Except that it's not that straightforward. Mrs Hodge and her fellow ministers may have won the battle for significant improvements in child care and flexible working. But there's now a backlash from those who think that putting children into daycare or nurseries isn't what we should be doing. A whole new debate has opened up: should mothers of new babies return to work quickly; and, specifically, are nurseries actually damaging children?

Like all of us, Mrs Hodge draws on her own experience as a working mother: "When I first had babies, I thought all I ever wanted in life was to be a mum and I actually did give up full-time work." Yet, she says, "when I came home with my bundle of joy, hugely proud - all the things we all go through with a first baby; you've produced the most beautiful, wonderful, highly intelligent child - I went into a terrible gloom because I realised it wasn't enough in my life."

She continued to work, balancing her life around the children's, and believes the quality of her parenting was better as a result: "I think I'd have gone potty if I'd stayed at home full-time."

Mrs Hodge is determined that the government will do even more to support better maternity and paternity rights - but she shies away from the idea of urging new mothers to stay at home for a year. "How would you have felt if someone had said to you, 'You've got to stay at home for the first year of your child's life?' For the state to dictate that parents have to stay at home, I think is wrong."

Equally, Mrs Hodge insists, she does not want to be seen as someone who forces mothers to put their children into daycare so that they can return to work. "I am absolutely, absolutely cross," she fumes, after recent stories - most prominently in the Guardian last week - quoting research that suggested that day nurseries for the very young increased antisocial behaviour and aggression.
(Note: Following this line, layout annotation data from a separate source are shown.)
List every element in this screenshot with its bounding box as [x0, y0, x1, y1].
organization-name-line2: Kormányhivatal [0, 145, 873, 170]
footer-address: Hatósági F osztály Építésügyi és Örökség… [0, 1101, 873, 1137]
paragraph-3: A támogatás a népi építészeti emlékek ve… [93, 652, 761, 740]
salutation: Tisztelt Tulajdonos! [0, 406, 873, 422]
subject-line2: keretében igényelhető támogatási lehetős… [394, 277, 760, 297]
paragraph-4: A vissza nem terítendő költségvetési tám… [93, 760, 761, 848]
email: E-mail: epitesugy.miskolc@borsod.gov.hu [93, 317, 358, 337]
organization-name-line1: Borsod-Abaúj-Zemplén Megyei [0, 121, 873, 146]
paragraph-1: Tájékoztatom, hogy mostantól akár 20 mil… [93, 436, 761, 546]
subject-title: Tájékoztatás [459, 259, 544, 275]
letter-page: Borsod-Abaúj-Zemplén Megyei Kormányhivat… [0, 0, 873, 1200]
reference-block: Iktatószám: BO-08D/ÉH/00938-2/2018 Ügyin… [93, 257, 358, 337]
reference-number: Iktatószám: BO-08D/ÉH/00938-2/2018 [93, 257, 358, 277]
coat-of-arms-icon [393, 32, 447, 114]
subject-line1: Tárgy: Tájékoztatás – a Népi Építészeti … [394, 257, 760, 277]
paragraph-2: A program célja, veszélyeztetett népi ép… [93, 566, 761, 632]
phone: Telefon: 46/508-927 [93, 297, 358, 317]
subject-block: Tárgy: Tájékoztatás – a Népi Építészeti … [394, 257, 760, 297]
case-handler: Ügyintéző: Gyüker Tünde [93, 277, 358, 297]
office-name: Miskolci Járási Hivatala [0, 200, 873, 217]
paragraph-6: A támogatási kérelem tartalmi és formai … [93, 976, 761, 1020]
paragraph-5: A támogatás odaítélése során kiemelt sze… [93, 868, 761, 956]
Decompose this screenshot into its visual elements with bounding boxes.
"What we are absolutely not about is providing warehousing for children in child care," she says. But surely she has to accept, as the research says, that young children can suffer adverse effects if they are sent to daycare nurseries at too young an age? Mrs Hodge has seen the research - The Effective Provision of Preschool Education - in full, together with every other piece of research on this issue - "Not a week goes by when I don't see some research." This particular claim, she says, is based on a very small sample and shows that "if under the age of two they [the children] spend 40 hours a week in a nursery, it has a slight impact on their behaviour". Yet, she points out, although nearly 70% of women now return to work within a year of childbirth, eight out of 10 of them work part-time. Most children are not stuck in nurseries for 40 hours a week.
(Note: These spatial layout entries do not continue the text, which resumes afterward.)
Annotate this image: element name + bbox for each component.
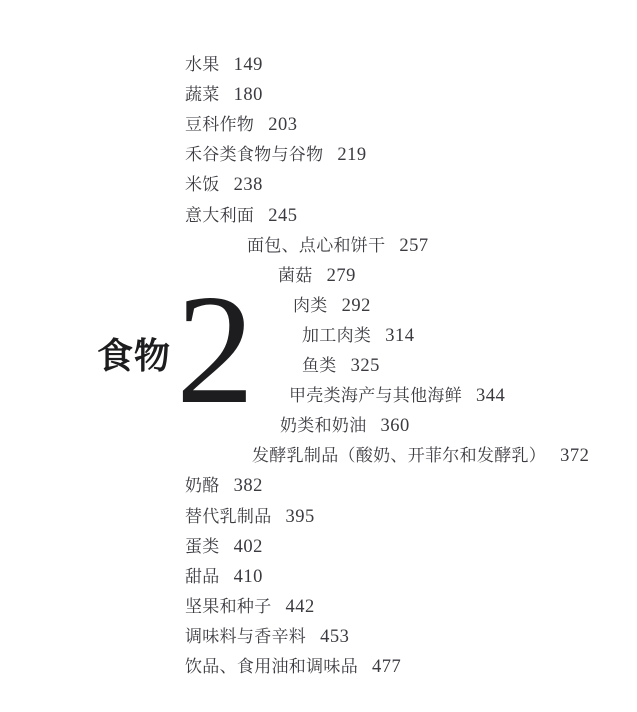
toc-entry-title: 替代乳制品 <box>185 507 272 526</box>
toc-entry-page-number: 314 <box>385 326 414 346</box>
toc-entry-page-number: 360 <box>381 416 410 436</box>
chapter-number: 2 <box>176 271 255 428</box>
toc-entry-page-number: 180 <box>234 85 263 105</box>
toc-entry-title: 面包、点心和饼干 <box>247 236 385 255</box>
toc-entry-title: 奶酪 <box>185 476 220 495</box>
toc-entry-title: 甲壳类海产与其他海鲜 <box>289 386 462 405</box>
toc-entry: 面包、点心和饼干257 <box>247 231 429 261</box>
toc-entry-page-number: 442 <box>286 597 315 617</box>
toc-entry-page-number: 325 <box>351 356 380 376</box>
toc-entry-title: 禾谷类食物与谷物 <box>185 145 323 164</box>
toc-entry-page-number: 149 <box>234 55 263 75</box>
toc-entry-page-number: 219 <box>337 145 366 165</box>
toc-entry-title: 肉类 <box>293 296 328 315</box>
toc-entry-page-number: 372 <box>560 446 589 466</box>
toc-entry: 意大利面245 <box>185 201 297 231</box>
toc-entry-title: 奶类和奶油 <box>280 416 367 435</box>
toc-entry-title: 发酵乳制品（酸奶、开菲尔和发酵乳） <box>252 446 546 465</box>
toc-entry-title: 坚果和种子 <box>185 597 272 616</box>
toc-entry: 禾谷类食物与谷物219 <box>185 140 367 170</box>
toc-entry: 替代乳制品395 <box>185 502 315 532</box>
toc-entry: 奶酪382 <box>185 471 263 501</box>
toc-entry: 饮品、食用油和调味品477 <box>185 652 401 682</box>
toc-entry-title: 调味料与香辛料 <box>185 627 306 646</box>
toc-entry-page-number: 344 <box>476 386 505 406</box>
toc-entry-page-number: 402 <box>234 537 263 557</box>
toc-entry: 豆科作物203 <box>185 110 297 140</box>
toc-entry-title: 水果 <box>185 55 220 74</box>
toc-entry-title: 鱼类 <box>302 356 337 375</box>
toc-entry-title: 菌菇 <box>278 266 313 285</box>
toc-entry: 水果149 <box>185 50 263 80</box>
toc-entry: 蔬菜180 <box>185 80 263 110</box>
toc-entry-page-number: 245 <box>268 206 297 226</box>
toc-entry: 蛋类402 <box>185 532 263 562</box>
toc-entry-title: 豆科作物 <box>185 115 254 134</box>
toc-entry-title: 米饭 <box>185 175 220 194</box>
toc-entry-page-number: 279 <box>327 266 356 286</box>
toc-entry: 调味料与香辛料453 <box>185 622 349 652</box>
toc-entry-page-number: 477 <box>372 657 401 677</box>
toc-entry: 发酵乳制品（酸奶、开菲尔和发酵乳）372 <box>252 441 589 471</box>
toc-entry: 加工肉类314 <box>302 321 414 351</box>
toc-entry: 肉类292 <box>293 291 371 321</box>
toc-entry: 米饭238 <box>185 170 263 200</box>
toc-entry-title: 蔬菜 <box>185 85 220 104</box>
toc-entry: 菌菇279 <box>278 261 356 291</box>
toc-entry-title: 甜品 <box>185 567 220 586</box>
toc-entry-page-number: 382 <box>234 476 263 496</box>
toc-entry-page-number: 453 <box>320 627 349 647</box>
toc-entry-page-number: 292 <box>342 296 371 316</box>
toc-entry-page-number: 203 <box>268 115 297 135</box>
toc-entry: 甲壳类海产与其他海鲜344 <box>289 381 505 411</box>
toc-entry-page-number: 410 <box>234 567 263 587</box>
toc-entry-page-number: 395 <box>286 507 315 527</box>
toc-entry-page-number: 257 <box>399 236 428 256</box>
toc-entry-title: 饮品、食用油和调味品 <box>185 657 358 676</box>
toc-entry: 鱼类325 <box>302 351 380 381</box>
toc-entry: 奶类和奶油360 <box>280 411 410 441</box>
book-toc-page: 食物 2 水果149 蔬菜180 豆科作物203 禾谷类食物与谷物219 米饭2… <box>0 0 637 712</box>
chapter-title: 食物 <box>97 338 171 374</box>
toc-entry-page-number: 238 <box>234 175 263 195</box>
toc-entry: 坚果和种子442 <box>185 592 315 622</box>
toc-entry: 甜品410 <box>185 562 263 592</box>
toc-entry-title: 加工肉类 <box>302 326 371 345</box>
toc-entry-title: 意大利面 <box>185 206 254 225</box>
toc-entry-title: 蛋类 <box>185 537 220 556</box>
What is more, she's adamant that if the care is of a high enough quality, a day nursery can be of great benefit. Quoting the Swedish example, where child care infrastructure has been developed over 20 years, Mrs Hodge points out that 85% of young children there attend day nurseries: "Their research shows that children in day nursery settings actually do better than children who are either cared for at home by their parents, or in homecare."
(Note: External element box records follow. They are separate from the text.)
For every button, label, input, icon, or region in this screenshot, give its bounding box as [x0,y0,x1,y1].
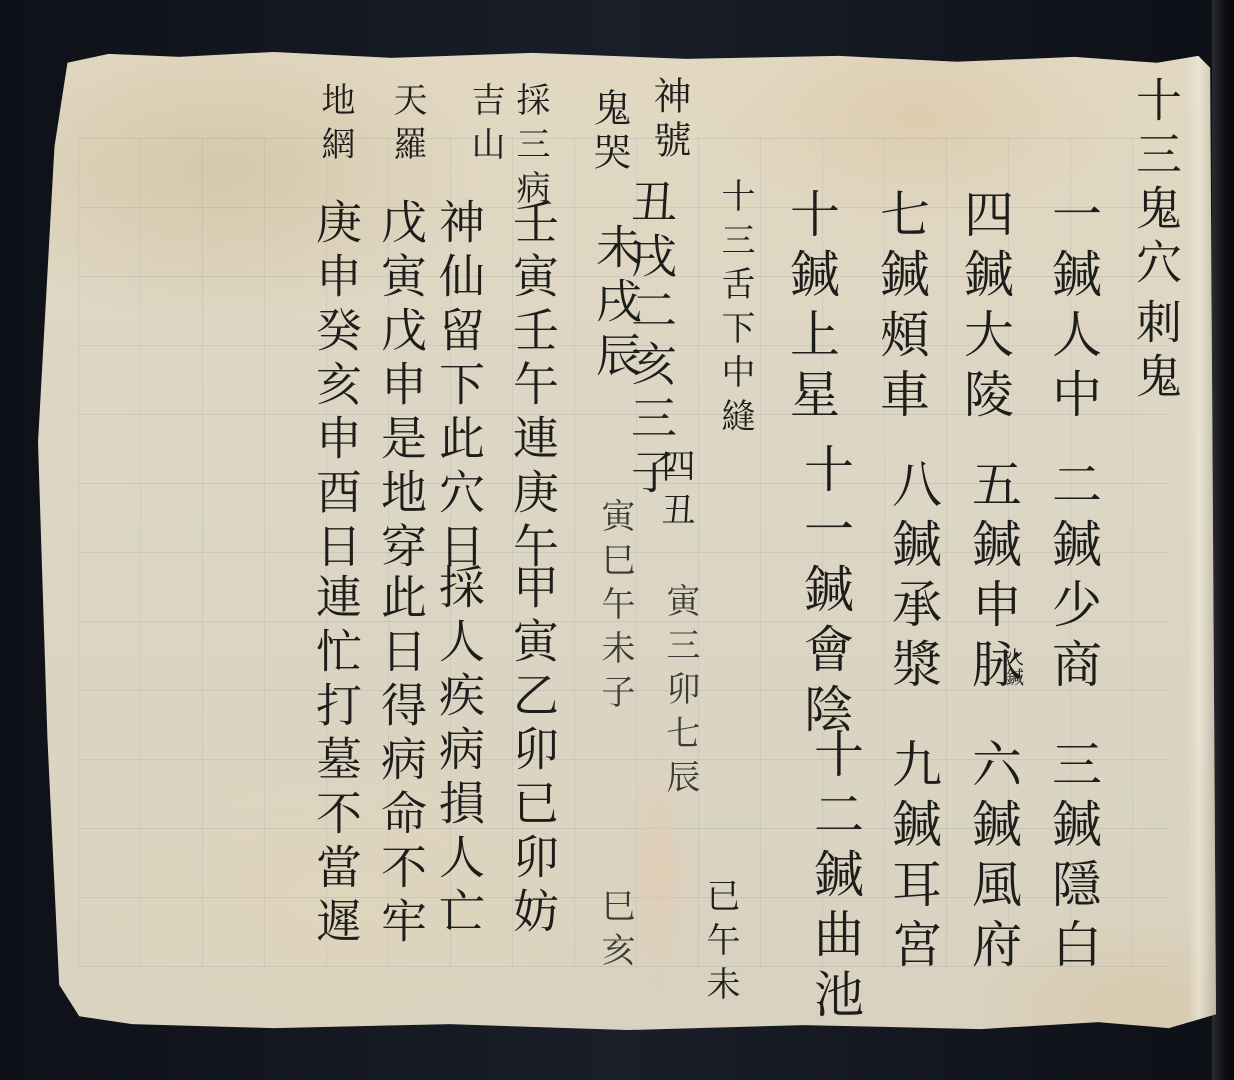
shenhao-column-f: 巳亥 [598,888,632,976]
lower-left-body-2: 採人疾病損人亡 [436,563,482,941]
needle-point-11: 十一鍼會陰 [800,443,850,743]
left-heading-4: 地網 [318,82,352,170]
guiku-heading: 鬼哭 [590,88,628,176]
shenhao-column-c: 寅三卯七辰 [663,583,697,803]
left-heading-2: 吉山 [468,82,502,170]
needle-point-3: 三鍼隱白 [1048,738,1098,978]
needle-point-2: 二鍼少商 [1048,458,1098,698]
needle-point-12: 十二鍼曲池 [810,728,860,1028]
needle-point-9: 九鍼耳宮 [888,738,938,978]
shenhao-heading: 神號 [650,76,688,164]
left-body-2: 神仙留下此穴日 [436,198,482,576]
needle-point-10: 十鍼上星 [786,188,836,428]
left-heading-1: 採三病 [513,82,547,214]
manuscript-page: 十三鬼穴 刺鬼 一鍼人中 四鍼大陵 七鍼頰車 十鍼上星 十三舌下中縫 二鍼少商 … [38,48,1216,1034]
page-subtitle: 刺鬼 [1133,298,1179,406]
left-body-3: 戊寅戊申是地穿 [378,198,424,576]
needle-point-6: 六鍼風府 [968,738,1018,978]
left-body-1: 壬寅壬午連庚午 [510,198,556,576]
needle-point-5-note: 火鍼 [1004,648,1022,688]
shenhao-column-right: 四丑 [658,448,692,536]
left-heading-3: 天羅 [390,82,424,170]
needle-point-4: 四鍼大陵 [960,188,1010,428]
page-title: 十三鬼穴 [1133,76,1179,292]
shenhao-column-e: 已午未 [703,878,737,1010]
shenhao-column-b: 未戌辰 [593,223,639,385]
needle-point-1: 一鍼人中 [1048,188,1098,428]
needle-point-7: 七鍼頰車 [876,188,926,428]
left-body-4: 庚申癸亥申酉日 [313,198,359,576]
needle-point-13: 十三舌下中縫 [718,178,752,442]
needle-point-8: 八鍼承漿 [888,458,938,698]
lower-left-body-1: 甲寅乙卯已卯妨 [510,563,556,941]
shenhao-column-d: 寅巳午未子 [598,498,632,718]
lower-left-body-3: 此日得病命不牢 [378,573,424,951]
lower-left-body-4: 連忙打墓不當遲 [313,573,359,951]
But what of the US study, also quoted in the Guardian's report, from the National Institute of Child Health and Human Development, which seemed to find a similar link between time spent in daycare and aggressive behaviour? "You go to American nurseries and the quality is awful," says Mrs Hodge, "and we know from the American research that if you put poor children in poor-quality homes they will get poor outcomes."

So, is she really happy that the government's new scheme - to pilot free nursery education for two-year-olds in 500 areas - is the right way forward, given that it is very young children who apparently suffer the most adverse effects from nursery? Yes, yes, yes, she says, this proposal is absolutely based on the evidence: "What the EPPE [Effective Provision of Preschool Education] research shows is that for children from disadvantaged background, high-quality, integrated child care - educare - as we know call it, has enormous benefits."

She stresses constantly the importance of quality child care, and points up the government's efforts to raise standards.